I am constructing a transition matrix from a n1 x n2 x ... x nN x nN array. For concreteness let N = 3, e.g.,

import numpy as np

# example with N = 3
n1, n2, n3 = 3, 2, 5
dim = (n1, n2, n3)
arr = np.random.random_sample(dim + (n3,))

Here arr contains transition probabilities between 2 states, where the "from"-state is indexed by the first 3 dimensions, and the "to"-state is indexed by the first 2 and the last dimension. I want to construct a transition matrix, which expresses these probabilities raveled into a sparse (n1*n2*n3) x (n1*n2*n3 matrix.

To clarify, let me provide my current approach that does what I want to do. Unfortunately, it's slow and doesn't work when N and n1, n2, ... are large. So I am looking for a more efficient way of doing the same that scales better for larger problems.

My approach

import numpy as np
from scipy import sparse as sparse

## step 1: get the index correponding to each dimension of the from and to state

# ravel axes 1 to 3 into single axis and make sparse 
spmat = sparse.coo_matrix(arr.reshape(np.prod(dim), -1))
data = spmat.data
row = spmat.row
col = spmat.col

# use unravel to get idx for 
row_unravel = np.array(np.unravel_index(row, dim))
col_unravel = np.array(np.unravel_index(col, n3))

## step 2: combine "to" index with rows 1 and 2 of "from"-index to get "to"-coordinates in full state space

row_unravel[-1, :] = col_unravel # first 2 dimensions of state do not change
colnew = np.ravel_multi_index(row_unravel, dim) # ravel back to 1d

## step 3: assemble transition matrix

out = sparse.coo_matrix((data, (row, colnew)), shape=(np.prod(dim), np.prod(dim)))

Final thought

I will be running this code many times. Across iterations, the data of arr may change, but the dimensions will stay the same. So one thing I could do is to save and load row and colnew from a file, skipping everything between the definition of data (line 2) and final line of my code. Do you think this would be the best approach?

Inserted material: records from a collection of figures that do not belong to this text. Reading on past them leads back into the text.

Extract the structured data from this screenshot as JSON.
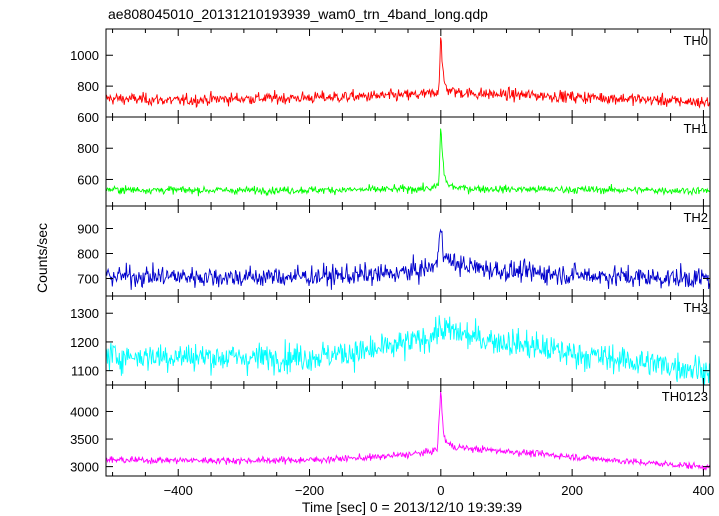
{
  "chart_data": {
    "type": "line",
    "title": "ae808045010_20131210193939_wam0_trn_4band_long.qdp",
    "xlabel": "Time [sec] 0 = 2013/12/10 19:39:39",
    "ylabel": "Counts/sec",
    "xlim": [
      -510,
      410
    ],
    "x_ticks": [
      -400,
      -200,
      0,
      200,
      400
    ],
    "grid": false,
    "panels": [
      {
        "name": "TH0",
        "color": "#ff0000",
        "ylim": [
          600,
          1170
        ],
        "y_ticks": [
          600,
          800,
          1000
        ],
        "x": [
          -510,
          -450,
          -400,
          -350,
          -300,
          -250,
          -200,
          -150,
          -100,
          -60,
          -30,
          -10,
          -3,
          0,
          2,
          5,
          10,
          20,
          40,
          60,
          100,
          150,
          200,
          250,
          300,
          350,
          400,
          410
        ],
        "values": [
          720,
          715,
          705,
          715,
          720,
          722,
          725,
          730,
          735,
          740,
          745,
          752,
          780,
          1160,
          950,
          820,
          780,
          765,
          755,
          750,
          745,
          740,
          730,
          725,
          715,
          705,
          695,
          695
        ],
        "noise": 35
      },
      {
        "name": "TH1",
        "color": "#00ff00",
        "ylim": [
          430,
          1000
        ],
        "y_ticks": [
          600,
          800
        ],
        "x": [
          -510,
          -400,
          -300,
          -200,
          -100,
          -40,
          -10,
          -3,
          0,
          2,
          5,
          10,
          20,
          40,
          100,
          200,
          300,
          400,
          410
        ],
        "values": [
          535,
          532,
          530,
          532,
          535,
          540,
          545,
          570,
          960,
          780,
          640,
          570,
          550,
          542,
          538,
          535,
          532,
          528,
          528
        ],
        "noise": 22
      },
      {
        "name": "TH2",
        "color": "#0000cc",
        "ylim": [
          630,
          990
        ],
        "y_ticks": [
          700,
          800,
          900
        ],
        "x": [
          -510,
          -400,
          -300,
          -200,
          -100,
          -50,
          -20,
          -5,
          0,
          3,
          8,
          20,
          50,
          100,
          200,
          300,
          400,
          410
        ],
        "values": [
          710,
          708,
          705,
          708,
          715,
          725,
          740,
          760,
          930,
          830,
          780,
          760,
          745,
          730,
          715,
          705,
          700,
          700
        ],
        "noise": 38
      },
      {
        "name": "TH3",
        "color": "#00ffff",
        "ylim": [
          1050,
          1360
        ],
        "y_ticks": [
          1100,
          1200,
          1300
        ],
        "x": [
          -510,
          -400,
          -300,
          -200,
          -100,
          -50,
          -20,
          0,
          20,
          50,
          100,
          200,
          300,
          400,
          410
        ],
        "values": [
          1150,
          1150,
          1145,
          1148,
          1170,
          1195,
          1215,
          1245,
          1235,
          1215,
          1200,
          1160,
          1130,
          1105,
          1100
        ],
        "noise": 45
      },
      {
        "name": "TH0123",
        "color": "#ff00ff",
        "ylim": [
          2830,
          4480
        ],
        "y_ticks": [
          3000,
          3500,
          4000
        ],
        "x": [
          -510,
          -400,
          -300,
          -200,
          -100,
          -50,
          -20,
          -5,
          0,
          2,
          5,
          10,
          20,
          50,
          100,
          200,
          300,
          400,
          410
        ],
        "values": [
          3120,
          3115,
          3110,
          3120,
          3170,
          3220,
          3260,
          3320,
          4450,
          3900,
          3550,
          3420,
          3360,
          3320,
          3280,
          3180,
          3080,
          3000,
          2990
        ],
        "noise": 55
      }
    ]
  }
}
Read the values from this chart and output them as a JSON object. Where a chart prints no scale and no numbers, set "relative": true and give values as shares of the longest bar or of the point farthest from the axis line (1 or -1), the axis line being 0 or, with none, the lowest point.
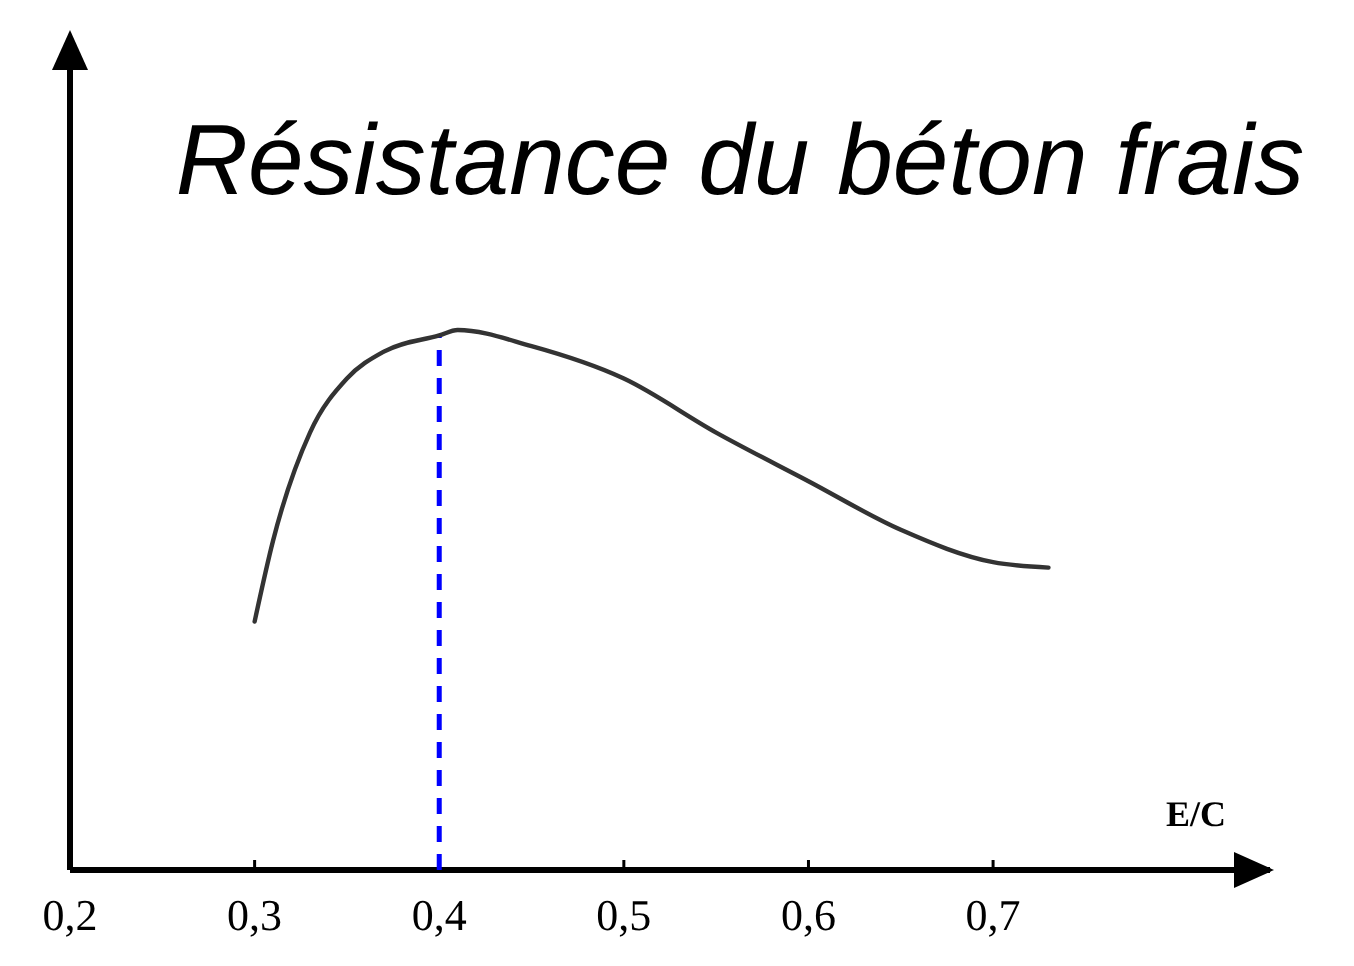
{
  "chart_data": {
    "type": "line",
    "title": "Résistance du béton frais",
    "xlabel": "E/C",
    "relative": true,
    "x": [
      0.3,
      0.31,
      0.33,
      0.35,
      0.37,
      0.4,
      0.41,
      0.45,
      0.5,
      0.55,
      0.6,
      0.65,
      0.7,
      0.73
    ],
    "series": [
      {
        "color": "#333333",
        "values": [
          0.46,
          0.61,
          0.81,
          0.91,
          0.96,
          0.99,
          1,
          0.97,
          0.91,
          0.81,
          0.72,
          0.63,
          0.57,
          0.56
        ]
      }
    ],
    "xlim": [
      0.2,
      0.85
    ],
    "xticks": [
      {
        "value": 0.2,
        "label": "0,2"
      },
      {
        "value": 0.3,
        "label": "0,3"
      },
      {
        "value": 0.4,
        "label": "0,4"
      },
      {
        "value": 0.5,
        "label": "0,5"
      },
      {
        "value": 0.6,
        "label": "0,6"
      },
      {
        "value": 0.7,
        "label": "0,7"
      }
    ],
    "ref_lines": [
      {
        "axis": "x",
        "value": 0.4,
        "color": "#0000ff",
        "line_style": "dashed"
      }
    ],
    "marker": "none",
    "line_style": "solid",
    "grid": false
  }
}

Edit: One problem I see with this strategy is that if some elements of arr are zero (which is possible) then the size of data will change across iterations.


Solution

  • One approach that beats the one posted in the OP. Not sure if it's the most efficient.

    import numpy as np
    from scipy import sparse
    
    # get col and row indices
    idx = np.arange(np.prod(dim))
    row = idx.repeat(dim[-1])
    col = idx.reshape(-1, dim[-1]).repeat(dim[-1], axis=0).ravel()
    
    # get the data
    data = arr.ravel()
    
    # construct the sparse matrix
    out = sparse.coo_matrix((data, (row, col)), shape=(np.prod(dim), np.prod(dim)))
    

    Two things that could be improved:

    (1) if arr is sparse, the output matrix out will have zeros coded as nonzero.

    (2) The approach relies on the new state being the last dimension of dim. It would be nice to generalize so that the last axis of arr can replace any of the originating axis, not just the last one.